Por Patrícia Gomes*
“Menino nessa idade é assim mesmo”, diz
uma professora para justificar o comportamento agitado de um aluno de 10 anos.
Frases como essa, que são muito comuns em escolas de qualquer perfil
socioeconômico e em qualquer região do país, podem retratar um problema muito
mais estrutural do que parece à primeira vista. A opinião é da professora de Educação
da USP Marília Pinto de Carvalho, autora de vários livros sobre relações de gênero
na escola e que esteve nesta terça (18/6/2013) em evento do Cenpec (Centro de
Estudos e Pesquisas em Educação, Cultura e Ação Comunitária) para discutir o
impacto de gênero e raça na Educação. “Precisamos olhar com mais cuidado para a
Educação dos meninos. Temos que entender o que está acontecendo”, alerta ela.
![]() |
(Foto finecki/Fotolia.com) |
Motivos para isso não faltam. De acordo
com a Pnad (Pesquisa Nacional de Amostra por Domicílio) de 2011, a mais recente
disponível, o analfabetismo entre pessoas do sexo masculino com mais de 10 anos
está em 8,1%, enquanto entre as mulheres está em 7,9%. Mulheres também passam
mais tempo na escola em todas as faixas etárias, sobretudo no grupo entre os 20
e 24 anos. Enquanto elas passam, em média, 7,3 anos na escola, eles passam 7,1.

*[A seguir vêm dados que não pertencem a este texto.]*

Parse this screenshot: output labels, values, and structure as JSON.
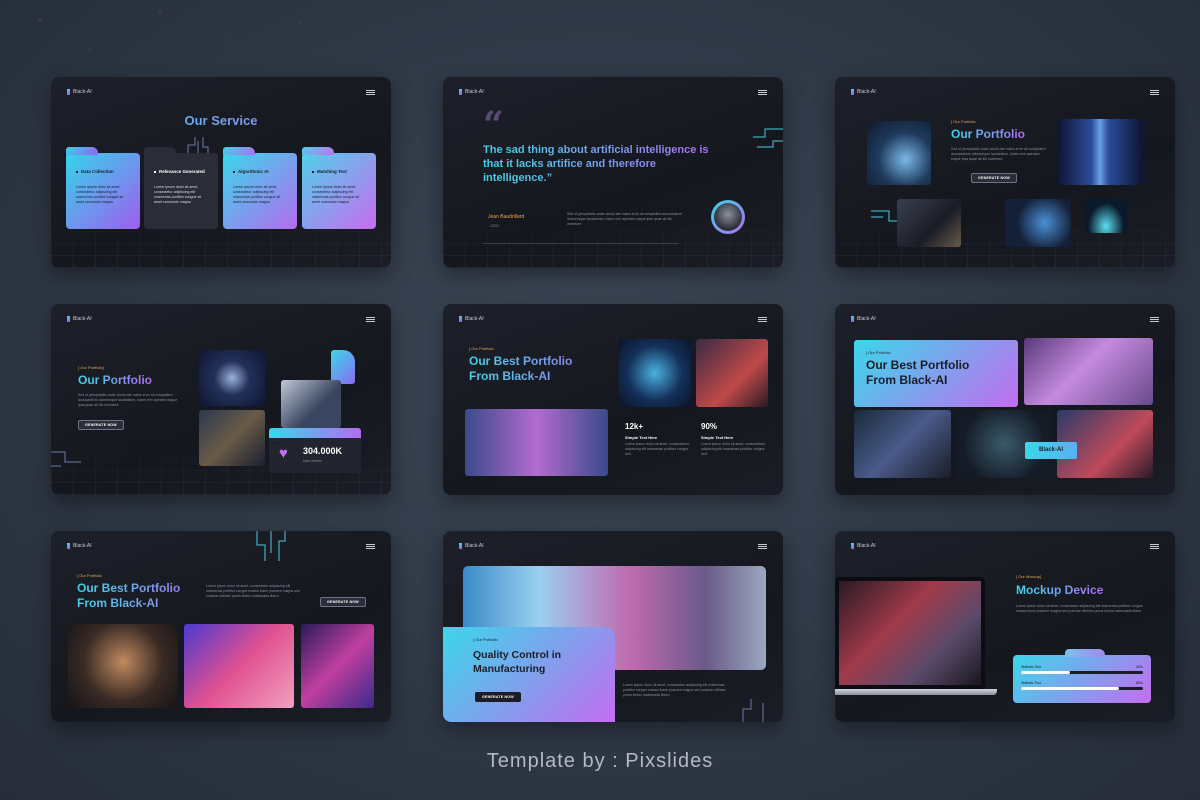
{
  "brand": "Black-AI",
  "footer": "Template by : Pixslides",
  "slide1": {
    "title": "Our Service",
    "cards": [
      {
        "title": "Data Collection",
        "text": "Lorem ipsum dolor sit amet, consectetur adipiscing elit maecenas porttitor congue sit amet commodo magna"
      },
      {
        "title": "Relevance Generated",
        "text": "Lorem ipsum dolor sit amet, consectetur adipiscing elit maecenas porttitor congue sit amet commodo magna"
      },
      {
        "title": "Algorithmic AI",
        "text": "Lorem ipsum dolor sit amet, consectetur adipiscing elit maecenas porttitor congue sit amet commodo magna"
      },
      {
        "title": "Matching Text",
        "text": "Lorem ipsum dolor sit amet, consectetur adipiscing elit maecenas porttitor congue sit amet commodo magna"
      }
    ]
  },
  "slide2": {
    "quote_mark": "“",
    "quote": "The sad thing about artificial intelligence is that it lacks artifice and therefore intelligence.”",
    "author": "Jean Baudrillard",
    "role": "- CEO",
    "text": "Sed ut perspiciatis unde omnis iste natus error sit voluptatem accusantium doloremque laudantium, totam rem aperiam eaque ipsa quae ab illo inventore"
  },
  "slide3": {
    "tag": "[ Our Portfolio",
    "title": "Our Portfolio",
    "text": "Sed ut perspiciatis unde omnis iste natus error sit voluptatem accusantium doloremque laudantium, totam rem aperiam eaque ipsa quae ab illo inventore.",
    "button": "GENERATE NOW"
  },
  "slide4": {
    "tag": "[ Our Portfolio]",
    "title": "Our Portfolio",
    "text": "Sed ut perspiciatis unde omnis iste natus error sit voluptatem accusantium doloremque laudantium, totam rem aperiam eaque ipsa quae ab illo inventore",
    "button": "GENERATE NOW",
    "stat_value": "304.000K",
    "stat_label": "User review"
  },
  "slide5": {
    "tag": "[ Our Portfolio",
    "title_line1": "Our Best Portfolio",
    "title_line2": "From Black-AI",
    "stats": [
      {
        "value": "12k+",
        "label": "Simple Text Here",
        "text": "Lorem ipsum dolor sit amet, consectetuer adipiscing elit maecenas porttitor congue sed"
      },
      {
        "value": "90%",
        "label": "Simple Text Here",
        "text": "Lorem ipsum dolor sit amet, consectetuer adipiscing elit maecenas porttitor congue sed"
      }
    ]
  },
  "slide6": {
    "tag": "[ Our Portfolio",
    "title_line1": "Our Best Portfolio",
    "title_line2": "From Black-AI",
    "badge": "Black-AI"
  },
  "slide7": {
    "tag": "[ Our Portfolio",
    "title_line1": "Our Best Portfolio",
    "title_line2": "From Black-AI",
    "text": "Lorem ipsum dolor sit amet, consectetur adipiscing elit maecenas porttitor congue massa fusce posuere magna sed pulvinar ultricies purus lectus malesuada libero",
    "button": "GENERATE NOW"
  },
  "slide8": {
    "tag": "[ Our Portfolio",
    "title_line1": "Quality Control in",
    "title_line2": "Manufacturing",
    "button": "GENERATE NOW",
    "text": "Lorem ipsum dolor sit amet, consectetur adipiscing elit maecenas porttitor congue massa fusce posuere magna sed pulvinar ultricies purus lectus malesuada libero"
  },
  "slide9": {
    "tag": "[ Our Mockup]",
    "title": "Mockup Device",
    "text": "Lorem ipsum dolor sit amet, consectetur adipiscing elit maecenas porttitor congue massa fusce posuere magna sed pulvinar ultricies purus lectus malesuada libero",
    "bars": [
      {
        "label": "Statistic One",
        "value_label": "40%",
        "value": 0.4
      },
      {
        "label": "Statistic Two",
        "value_label": "80%",
        "value": 0.8
      }
    ]
  }
}
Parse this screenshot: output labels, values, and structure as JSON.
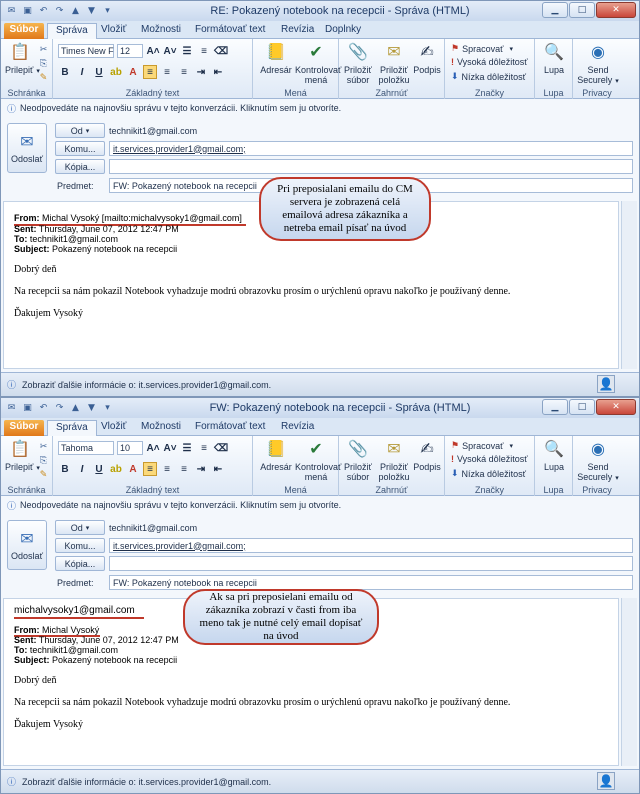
{
  "ribbon": {
    "tabs": [
      "Súbor",
      "Správa",
      "Vložiť",
      "Možnosti",
      "Formátovať text",
      "Revízia",
      "Doplnky"
    ],
    "paste_label": "Prilepiť",
    "clipboard_group": "Schránka",
    "basic_text_group": "Základný text",
    "names_group": "Mená",
    "include_group": "Zahrnúť",
    "tags_group": "Značky",
    "zoom_group": "Lupa",
    "privacy_group": "Privacy",
    "address_book": "Adresár",
    "check_names": "Kontrolovať mená",
    "attach_file": "Priložiť súbor",
    "attach_item": "Priložiť položku",
    "signature": "Podpis",
    "follow_up": "Spracovať",
    "high_importance": "Vysoká dôležitosť",
    "low_importance": "Nízka dôležitosť",
    "zoom": "Lupa",
    "send_securely": "Send Securely",
    "font_size": "12"
  },
  "compose": {
    "info_bar": "Neodpovedáte na najnovšiu správu v tejto konverzácii. Kliknutím sem ju otvoríte.",
    "send_label": "Odoslať",
    "from_button": "Od",
    "from_value": "technikit1@gmail.com",
    "to_button": "Komu...",
    "to_value": "it.services.provider1@gmail.com;",
    "cc_button": "Kópia...",
    "subject_label": "Predmet:",
    "status_text": "Zobraziť ďalšie informácie o: it.services.provider1@gmail.com."
  },
  "window1": {
    "title": "RE: Pokazený notebook na recepcii - Správa (HTML)",
    "font_name": "Times New F",
    "subject_value": "FW: Pokazený notebook na recepcii",
    "from_line_label": "From:",
    "from_line_value": "Michal Vysoký [mailto:michalvysoky1@gmail.com]",
    "sent_label": "Sent:",
    "sent_value": "Thursday, June 07, 2012 12:47 PM",
    "to_label": "To:",
    "to_value": "technikit1@gmail.com",
    "subject_line_label": "Subject:",
    "subject_line_value": "Pokazený notebook na recepcii",
    "greeting": "Dobrý deň",
    "message": "Na recepcii sa nám pokazil Notebook vyhadzuje modrú obrazovku prosím o urýchlenú opravu nakoľko je používaný denne.",
    "thanks": "Ďakujem  Vysoký",
    "callout": "Pri preposialani emailu do CM servera je zobrazená celá emailová adresa zákazníka a netreba email písať na úvod"
  },
  "window2": {
    "title": "FW: Pokazený notebook na recepcii - Správa (HTML)",
    "font_name": "Tahoma",
    "font_size": "10",
    "subject_value": "FW: Pokazený notebook na recepcii",
    "typed_email": "michalvysoky1@gmail.com",
    "from_line_label": "From:",
    "from_line_value": "Michal Vysoký",
    "sent_label": "Sent:",
    "sent_value": "Thursday, June 07, 2012 12:47 PM",
    "to_label": "To:",
    "to_value": "technikit1@gmail.com",
    "subject_line_label": "Subject:",
    "subject_line_value": "Pokazený notebook na recepcii",
    "greeting": "Dobrý deň",
    "message": "Na recepcii sa nám pokazil Notebook vyhadzuje modrú obrazovku prosím o urýchlenú opravu nakoľko je používaný denne.",
    "thanks": "Ďakujem  Vysoký",
    "callout": "Ak sa pri preposielani emailu od zákazníka zobrazí v časti from iba meno tak je nutné celý email  dopísať na úvod"
  }
}
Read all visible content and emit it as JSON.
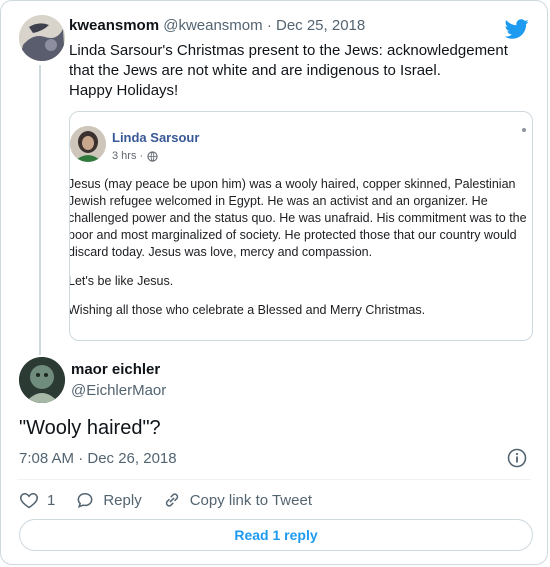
{
  "tweet": {
    "display_name": "kweansmom",
    "handle": "@kweansmom",
    "separator": " · ",
    "date": "Dec 25, 2018",
    "lines": [
      "Linda Sarsour's Christmas present to the Jews: acknowledgement",
      "that the Jews are not white and are indigenous to Israel.",
      "Happy Holidays!"
    ]
  },
  "embed": {
    "author": "Linda Sarsour",
    "meta": "3 hrs ·",
    "paragraphs": [
      "Jesus (may peace be upon him) was a wooly haired, copper skinned, Palestinian Jewish refugee welcomed in Egypt. He was an activist and an organizer. He challenged power and the status quo. He was unafraid. His commitment was to the poor and most marginalized of society. He protected those that our country would discard today. Jesus was love, mercy and compassion.",
      "Let's be like Jesus.",
      "Wishing all those who celebrate a Blessed and Merry Christmas."
    ]
  },
  "reply": {
    "display_name": "maor eichler",
    "handle": "@EichlerMaor",
    "text": "\"Wooly haired\"?",
    "timestamp": "7:08 AM · Dec 26, 2018"
  },
  "actions": {
    "like_count": "1",
    "reply_label": "Reply",
    "copy_label": "Copy link to Tweet"
  },
  "read_replies_label": "Read 1 reply",
  "colors": {
    "accent": "#1d9bf0",
    "text": "#0f1419",
    "muted": "#536471",
    "border": "#cfd9de",
    "fb_link": "#385898"
  },
  "icons": [
    "twitter-bird-icon",
    "globe-icon",
    "info-icon",
    "heart-icon",
    "reply-bubble-icon",
    "link-icon"
  ]
}
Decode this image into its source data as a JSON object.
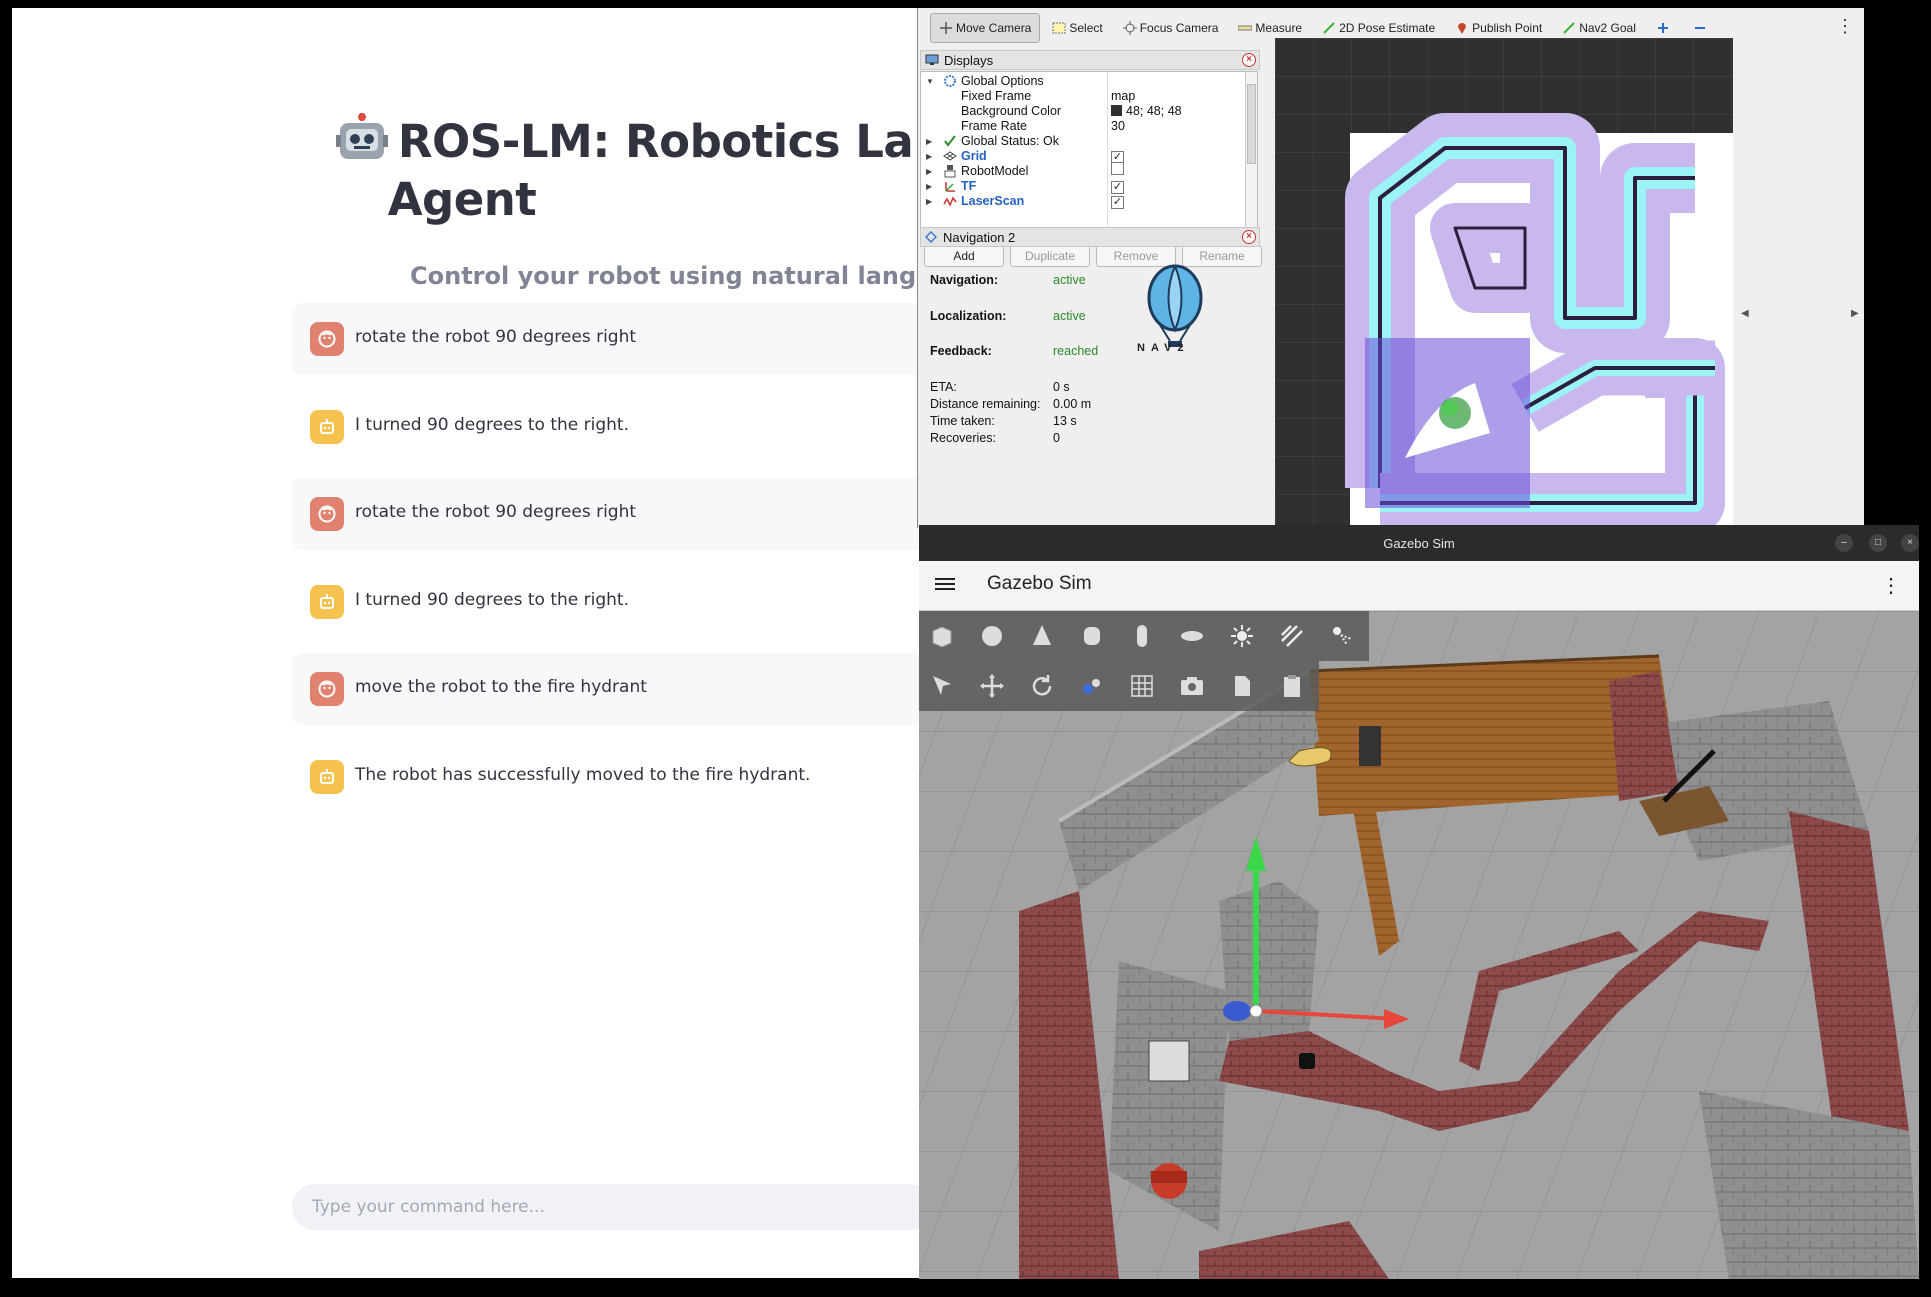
{
  "chat": {
    "title": "ROS-LM: Robotics Langu",
    "title_line2": "Agent",
    "subtitle": "Control your robot using natural language",
    "messages": [
      {
        "role": "user",
        "text": "rotate the robot 90 degrees right"
      },
      {
        "role": "assistant",
        "text": "I turned 90 degrees to the right."
      },
      {
        "role": "user",
        "text": "rotate the robot 90 degrees right"
      },
      {
        "role": "assistant",
        "text": "I turned 90 degrees to the right."
      },
      {
        "role": "user",
        "text": "move the robot to the fire hydrant"
      },
      {
        "role": "assistant",
        "text": "The robot has successfully moved to the fire hydrant."
      }
    ],
    "input_placeholder": "Type your command here..."
  },
  "rviz": {
    "tools": [
      "Move Camera",
      "Select",
      "Focus Camera",
      "Measure",
      "2D Pose Estimate",
      "Publish Point",
      "Nav2 Goal"
    ],
    "displays_title": "Displays",
    "tree": [
      {
        "label": "Global Options",
        "value": ""
      },
      {
        "label": "Fixed Frame",
        "value": "map"
      },
      {
        "label": "Background Color",
        "value": "48; 48; 48"
      },
      {
        "label": "Frame Rate",
        "value": "30"
      },
      {
        "label": "Global Status: Ok",
        "value": ""
      },
      {
        "label": "Grid",
        "checked": true
      },
      {
        "label": "RobotModel",
        "checked": false
      },
      {
        "label": "TF",
        "checked": true
      },
      {
        "label": "LaserScan",
        "checked": true
      }
    ],
    "buttons": [
      "Add",
      "Duplicate",
      "Remove",
      "Rename"
    ],
    "nav2": {
      "title": "Navigation 2",
      "navigation_label": "Navigation:",
      "navigation_value": "active",
      "localization_label": "Localization:",
      "localization_value": "active",
      "feedback_label": "Feedback:",
      "feedback_value": "reached",
      "eta_label": "ETA:",
      "eta_value": "0 s",
      "distance_label": "Distance remaining:",
      "distance_value": "0.00 m",
      "time_label": "Time taken:",
      "time_value": "13 s",
      "recoveries_label": "Recoveries:",
      "recoveries_value": "0",
      "logo_text": "NAV2"
    }
  },
  "gazebo": {
    "window_title": "Gazebo Sim",
    "app_title": "Gazebo Sim"
  }
}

“Pegue um indicador educacional, qualquer um. Distorção idade-série, abandono
escolar, repetência. Em todos os meninos vão pior que as meninas. Há muitos
anos!”, afirma a educadora.
Mesmo com todos os indícios de que há
algo de errado na Educação dos meninos, afirma Carvalho, os estudos de gênero
normalmente se dedicam a entender o gap das mulheres e de sua ocupação no
mercado de trabalho. “Essa é uma discussão ainda muito presente, apesar de os
dados mostrarem que as mulheres são mais beneficiadas com programas de acesso e
que, desde a década de 1960, vêm crescentemente ocupando seu lugar na Educação”,
diz a professora.
Normalmente, cita Carvalho, há duas
explicações para o desempenho pior dos meninos: primeiro, esses índices
negativos são atribuídos aos garotos porque eles vão trabalhar mais cedo;
segundo, porque “os meninos são muito agitados mesmo”. “De cada 10 meninos de
10 a 14 anos, 5 estão defasados, mas só um trabalha. Então isso não explica
tudo. Depois, dizer que os meninos são indisciplinados por natureza nos
deixaria numa situação total de impotência”, afirma a professora, que defende
que as razões que podem ajudar a compreender essa situação são multifacetas e
socialmente construídas.
Para ela, existe uma pressão social para
que os meninos se comportem de uma maneira que pode influir negativamente no
aprendizado. Eles precisam ser livres, ocupar espaços e, nesse sentido, a
escola seria um espaço de restrição. Por outro lado, as meninas, que ficam mais
em casa – ou porque precisam ajudar as tarefas domésticas ou porque “lugar de
menina é em casa” –, veem a escola como um lugar de lazer, encontrar os amigos,
exprimir sua criatividade, competir com os meninos. “Não é de se estranhar que
as meninas se sintam menos presas na escola”, afirma a pesquisadora.
Para fazer com que essa lógica perversa
para os meninos se reverta, afirma Carvalho, é importante começar pela sala de
aula. “As professoras [de ensino infantil e fundamental 1] precisam também
refletir como elas se veem como mulheres, de forma a não reforçar estereótipos
que a sociedade repete”, diz ela. Assim, professores e escolas devem ser
capazes de passar o recado que meninos podem ser bons alunos e disciplinados e
que meninas podem ser questionadoras. “Temos que ser flexíveis sobre os padrões
que nos impõem. Muitas vezes, não é nem uma questão de incentivar atitudes em
meninos ou meninas, mas sim apenas não tolhê-las.”